The Entropy of a Dataset Obeys the Triangle Inequality

May 23, 2021

Let $D$ denote an infinite sequence of datapoints $D=\{D_i\}$. The sequence $D$ has entropy equal to the length of the shortest computer program which can generate $D$.

Our objective is to separate signal from noise. Signal is compressible data. Noise is uncompressible data. Signal generalizes. Noise does not generalize. The raw information of $D$ is divided into signal $Q(D)$ and noise $N(D)$. Let $S(x)$ denote the entropy of $x$.


If you have well-defined priors, infinite compute and you can observe all of $D$ then it is theoretically possible to perfectly separate $D$ into signal $Q(D)$ and noise $N(D)$.

If $D$ is time series data then you cannot observe the whole dataset. Signals can operate on short or long time horizons. If $n$ is small then you can detect signals that operate on short time horizons but you do not have enought data to detect signals that act on long time horizons. The opposite is not true. If you have lots of data then you can detect signal that operate on both short time horizons and long time horizons.

Moreover, if a pattern repeats across two datasets then the entropy of that pattern for the combined dataset will be smaller than the sum of the individual entropies. Entropy thus obeys the triangle inequality.

$$S(A\cup B)\leq S(A)+S(B)$$

This is a strict inequality for noise.

$$S(N(A)\cup N(B))=S(N(A)+S(N(B)))$$

In fact, noise can be defined as information which cannot be cross-correlated to anything.

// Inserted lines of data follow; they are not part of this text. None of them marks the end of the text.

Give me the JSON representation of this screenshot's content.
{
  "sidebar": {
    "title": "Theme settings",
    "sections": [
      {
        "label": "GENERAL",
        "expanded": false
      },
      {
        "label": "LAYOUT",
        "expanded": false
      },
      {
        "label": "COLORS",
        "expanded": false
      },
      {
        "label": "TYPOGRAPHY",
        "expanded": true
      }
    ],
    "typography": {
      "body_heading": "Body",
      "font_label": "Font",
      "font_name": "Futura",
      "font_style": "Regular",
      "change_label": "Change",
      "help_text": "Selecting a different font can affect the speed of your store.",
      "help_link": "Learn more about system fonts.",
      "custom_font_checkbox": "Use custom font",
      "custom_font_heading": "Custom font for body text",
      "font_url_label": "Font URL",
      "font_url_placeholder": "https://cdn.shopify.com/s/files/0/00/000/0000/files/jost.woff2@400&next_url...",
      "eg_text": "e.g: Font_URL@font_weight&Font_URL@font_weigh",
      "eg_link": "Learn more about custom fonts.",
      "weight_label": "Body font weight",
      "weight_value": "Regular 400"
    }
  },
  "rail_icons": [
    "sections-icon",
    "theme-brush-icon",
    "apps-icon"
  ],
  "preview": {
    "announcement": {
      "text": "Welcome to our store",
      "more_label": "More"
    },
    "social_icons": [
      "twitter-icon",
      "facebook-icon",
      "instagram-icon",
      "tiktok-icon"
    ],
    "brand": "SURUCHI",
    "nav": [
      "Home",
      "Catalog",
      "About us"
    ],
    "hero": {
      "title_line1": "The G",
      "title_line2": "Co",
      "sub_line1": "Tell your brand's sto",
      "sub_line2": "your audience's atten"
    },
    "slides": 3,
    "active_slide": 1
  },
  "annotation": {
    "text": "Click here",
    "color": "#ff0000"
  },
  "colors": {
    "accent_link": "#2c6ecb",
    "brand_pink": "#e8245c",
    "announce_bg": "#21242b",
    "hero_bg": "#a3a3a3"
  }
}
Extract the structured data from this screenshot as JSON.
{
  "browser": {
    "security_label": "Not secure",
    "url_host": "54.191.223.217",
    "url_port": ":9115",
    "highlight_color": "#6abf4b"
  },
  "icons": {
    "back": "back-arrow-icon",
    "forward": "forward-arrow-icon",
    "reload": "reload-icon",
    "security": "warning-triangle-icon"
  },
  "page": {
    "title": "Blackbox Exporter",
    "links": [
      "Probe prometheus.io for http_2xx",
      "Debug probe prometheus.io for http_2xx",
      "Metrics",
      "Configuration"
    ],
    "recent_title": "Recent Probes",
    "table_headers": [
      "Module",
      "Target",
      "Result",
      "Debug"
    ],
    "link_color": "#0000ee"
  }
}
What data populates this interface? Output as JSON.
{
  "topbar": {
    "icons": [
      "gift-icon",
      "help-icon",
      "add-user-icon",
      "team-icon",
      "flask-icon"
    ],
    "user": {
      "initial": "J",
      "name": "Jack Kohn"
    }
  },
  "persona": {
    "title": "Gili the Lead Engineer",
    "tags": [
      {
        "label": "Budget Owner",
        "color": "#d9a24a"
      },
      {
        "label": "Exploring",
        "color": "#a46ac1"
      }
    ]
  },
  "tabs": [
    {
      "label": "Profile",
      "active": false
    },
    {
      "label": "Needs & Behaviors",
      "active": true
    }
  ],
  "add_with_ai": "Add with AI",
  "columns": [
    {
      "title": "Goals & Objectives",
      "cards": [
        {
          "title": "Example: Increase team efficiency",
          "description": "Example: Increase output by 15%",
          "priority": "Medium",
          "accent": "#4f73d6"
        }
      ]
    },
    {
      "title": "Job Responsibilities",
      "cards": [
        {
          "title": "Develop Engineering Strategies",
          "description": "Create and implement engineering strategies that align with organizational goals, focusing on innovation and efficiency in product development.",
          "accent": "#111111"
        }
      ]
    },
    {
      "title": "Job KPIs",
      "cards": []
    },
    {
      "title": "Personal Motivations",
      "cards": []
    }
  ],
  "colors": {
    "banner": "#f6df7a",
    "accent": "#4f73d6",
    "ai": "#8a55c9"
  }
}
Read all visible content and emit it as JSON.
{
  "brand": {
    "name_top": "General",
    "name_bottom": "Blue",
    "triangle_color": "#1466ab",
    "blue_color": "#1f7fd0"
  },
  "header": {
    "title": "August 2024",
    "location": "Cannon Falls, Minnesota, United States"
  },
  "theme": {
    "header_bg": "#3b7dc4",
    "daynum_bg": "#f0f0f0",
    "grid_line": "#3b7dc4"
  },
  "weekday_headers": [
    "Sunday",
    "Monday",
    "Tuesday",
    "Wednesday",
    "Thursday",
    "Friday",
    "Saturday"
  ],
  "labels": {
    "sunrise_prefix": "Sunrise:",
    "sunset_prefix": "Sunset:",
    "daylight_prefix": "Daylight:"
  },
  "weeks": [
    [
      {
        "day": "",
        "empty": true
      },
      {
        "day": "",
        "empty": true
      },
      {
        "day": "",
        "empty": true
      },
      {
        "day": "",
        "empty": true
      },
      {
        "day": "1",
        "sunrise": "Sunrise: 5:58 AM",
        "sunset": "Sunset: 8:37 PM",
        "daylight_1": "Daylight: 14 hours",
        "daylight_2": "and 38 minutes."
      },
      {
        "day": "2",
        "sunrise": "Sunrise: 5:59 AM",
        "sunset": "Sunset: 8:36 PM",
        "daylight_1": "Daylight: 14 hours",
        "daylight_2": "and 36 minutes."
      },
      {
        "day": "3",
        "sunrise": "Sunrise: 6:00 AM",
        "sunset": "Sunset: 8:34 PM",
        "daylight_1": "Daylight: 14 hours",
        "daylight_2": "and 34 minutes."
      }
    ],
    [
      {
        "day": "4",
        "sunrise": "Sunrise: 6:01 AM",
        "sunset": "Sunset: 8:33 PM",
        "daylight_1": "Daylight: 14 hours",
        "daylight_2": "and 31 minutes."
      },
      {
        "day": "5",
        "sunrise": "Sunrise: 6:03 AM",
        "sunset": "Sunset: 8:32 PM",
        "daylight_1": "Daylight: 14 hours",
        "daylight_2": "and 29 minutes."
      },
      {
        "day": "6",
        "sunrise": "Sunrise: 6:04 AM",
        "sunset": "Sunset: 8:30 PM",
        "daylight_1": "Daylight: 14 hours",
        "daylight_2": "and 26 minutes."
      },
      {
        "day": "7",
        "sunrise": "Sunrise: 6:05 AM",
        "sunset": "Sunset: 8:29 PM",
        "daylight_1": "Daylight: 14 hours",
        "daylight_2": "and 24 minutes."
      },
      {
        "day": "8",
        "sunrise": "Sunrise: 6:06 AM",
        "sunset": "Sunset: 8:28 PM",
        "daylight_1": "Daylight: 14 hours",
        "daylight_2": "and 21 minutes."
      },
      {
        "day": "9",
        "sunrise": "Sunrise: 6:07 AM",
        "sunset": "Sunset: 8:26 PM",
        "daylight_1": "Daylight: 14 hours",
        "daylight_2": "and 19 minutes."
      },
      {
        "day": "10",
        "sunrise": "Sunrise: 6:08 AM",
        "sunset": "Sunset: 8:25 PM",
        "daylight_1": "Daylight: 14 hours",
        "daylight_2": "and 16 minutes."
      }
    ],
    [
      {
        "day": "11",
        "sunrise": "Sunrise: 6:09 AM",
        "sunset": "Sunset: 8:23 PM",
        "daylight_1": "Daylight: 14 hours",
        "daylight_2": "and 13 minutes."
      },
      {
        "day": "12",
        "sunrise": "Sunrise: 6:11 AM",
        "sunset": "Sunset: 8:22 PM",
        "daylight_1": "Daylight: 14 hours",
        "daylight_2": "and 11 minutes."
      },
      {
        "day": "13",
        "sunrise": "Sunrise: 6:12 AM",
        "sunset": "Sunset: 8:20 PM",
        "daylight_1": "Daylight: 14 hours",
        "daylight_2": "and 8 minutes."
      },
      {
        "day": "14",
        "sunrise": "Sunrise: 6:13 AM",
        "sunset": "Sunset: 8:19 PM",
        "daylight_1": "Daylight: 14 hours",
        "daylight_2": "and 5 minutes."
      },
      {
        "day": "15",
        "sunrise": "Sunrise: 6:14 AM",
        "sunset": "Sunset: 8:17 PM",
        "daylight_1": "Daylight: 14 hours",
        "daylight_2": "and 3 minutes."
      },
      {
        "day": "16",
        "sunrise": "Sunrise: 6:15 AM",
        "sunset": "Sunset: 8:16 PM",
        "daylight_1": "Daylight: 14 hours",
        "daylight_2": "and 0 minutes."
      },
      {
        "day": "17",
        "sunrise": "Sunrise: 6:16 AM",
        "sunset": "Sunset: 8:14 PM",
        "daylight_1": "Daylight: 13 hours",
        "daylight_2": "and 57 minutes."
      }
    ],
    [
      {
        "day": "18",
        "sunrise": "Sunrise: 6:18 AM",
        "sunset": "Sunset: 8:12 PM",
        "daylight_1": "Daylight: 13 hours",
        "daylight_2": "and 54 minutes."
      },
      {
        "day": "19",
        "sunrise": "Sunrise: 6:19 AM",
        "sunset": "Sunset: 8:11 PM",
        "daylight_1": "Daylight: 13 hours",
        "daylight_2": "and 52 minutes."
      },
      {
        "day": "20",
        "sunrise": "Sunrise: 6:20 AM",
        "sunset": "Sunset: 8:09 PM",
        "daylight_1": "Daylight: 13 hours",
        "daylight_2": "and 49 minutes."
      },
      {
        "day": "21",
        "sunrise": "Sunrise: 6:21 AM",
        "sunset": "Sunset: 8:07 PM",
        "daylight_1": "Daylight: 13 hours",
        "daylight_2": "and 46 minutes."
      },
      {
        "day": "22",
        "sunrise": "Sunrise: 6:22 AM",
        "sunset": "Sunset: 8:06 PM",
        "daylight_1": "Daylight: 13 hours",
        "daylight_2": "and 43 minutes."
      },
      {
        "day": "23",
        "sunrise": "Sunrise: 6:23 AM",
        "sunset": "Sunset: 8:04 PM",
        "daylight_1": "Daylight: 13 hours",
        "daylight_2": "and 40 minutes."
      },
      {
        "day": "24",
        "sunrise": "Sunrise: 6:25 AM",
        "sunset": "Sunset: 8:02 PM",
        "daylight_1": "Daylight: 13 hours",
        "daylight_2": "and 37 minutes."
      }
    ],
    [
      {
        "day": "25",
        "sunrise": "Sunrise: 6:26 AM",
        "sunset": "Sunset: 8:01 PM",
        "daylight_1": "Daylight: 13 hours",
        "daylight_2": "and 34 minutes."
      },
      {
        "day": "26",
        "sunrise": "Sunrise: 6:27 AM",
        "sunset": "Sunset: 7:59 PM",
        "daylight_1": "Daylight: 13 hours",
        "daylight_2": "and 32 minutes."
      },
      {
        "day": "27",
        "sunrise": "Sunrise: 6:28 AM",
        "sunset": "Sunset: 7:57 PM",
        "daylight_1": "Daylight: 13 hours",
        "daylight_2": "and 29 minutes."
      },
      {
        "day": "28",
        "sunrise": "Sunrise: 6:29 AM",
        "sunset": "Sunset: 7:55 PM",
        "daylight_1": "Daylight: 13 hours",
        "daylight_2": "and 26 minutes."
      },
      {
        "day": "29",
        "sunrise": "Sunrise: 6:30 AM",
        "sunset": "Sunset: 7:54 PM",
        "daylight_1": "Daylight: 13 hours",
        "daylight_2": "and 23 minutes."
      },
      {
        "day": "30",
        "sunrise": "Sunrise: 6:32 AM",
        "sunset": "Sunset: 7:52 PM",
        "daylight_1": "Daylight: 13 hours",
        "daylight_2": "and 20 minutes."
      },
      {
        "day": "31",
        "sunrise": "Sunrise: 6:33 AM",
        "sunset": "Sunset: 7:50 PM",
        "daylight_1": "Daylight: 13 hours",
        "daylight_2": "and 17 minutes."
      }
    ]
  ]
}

Similarly, signal can be defined as information which can be cross-correlated. Signal therefore cannot exist in any independent unit of raw data. Signal is a relationship between data. As you collect more data the potential signal increases faster than the potential data because the potential relationships increase faster than the data itself.

Data Efficiency

If we had infinite compute then the best way to compress a dataset would be to run all possible computer programs and then keep the shortest program which generates the dataset. In the abstract sense, signal extraction is equivalent to compression. Therefore generalized compression is also the best way to isolate signal from a dataset.

All of the above implies that we have well-defined priors and infinite compute. In practice, the limiting factor is compute. Machine learning algorithms like neural networks implicitly sacrifice well-defined priors to limit compute costs. Consequently, the signal they extract from $D$ tends to be less than the maximum signal possible to extract $Q$. Let us use $W(\psi,D)$ to denote the signal extracted by an algorithm $\psi$ from dataset $D$.

$$W(\psi,D)\leq Q(D)$$

We can define data efficiency $\eta$ as the ratio of $W$ to $D$.


Given a dataset $D$, the best algorithm $\psi$ to use is the one which maximizes data efficiency $\eta$ (while satisfying your compute limits).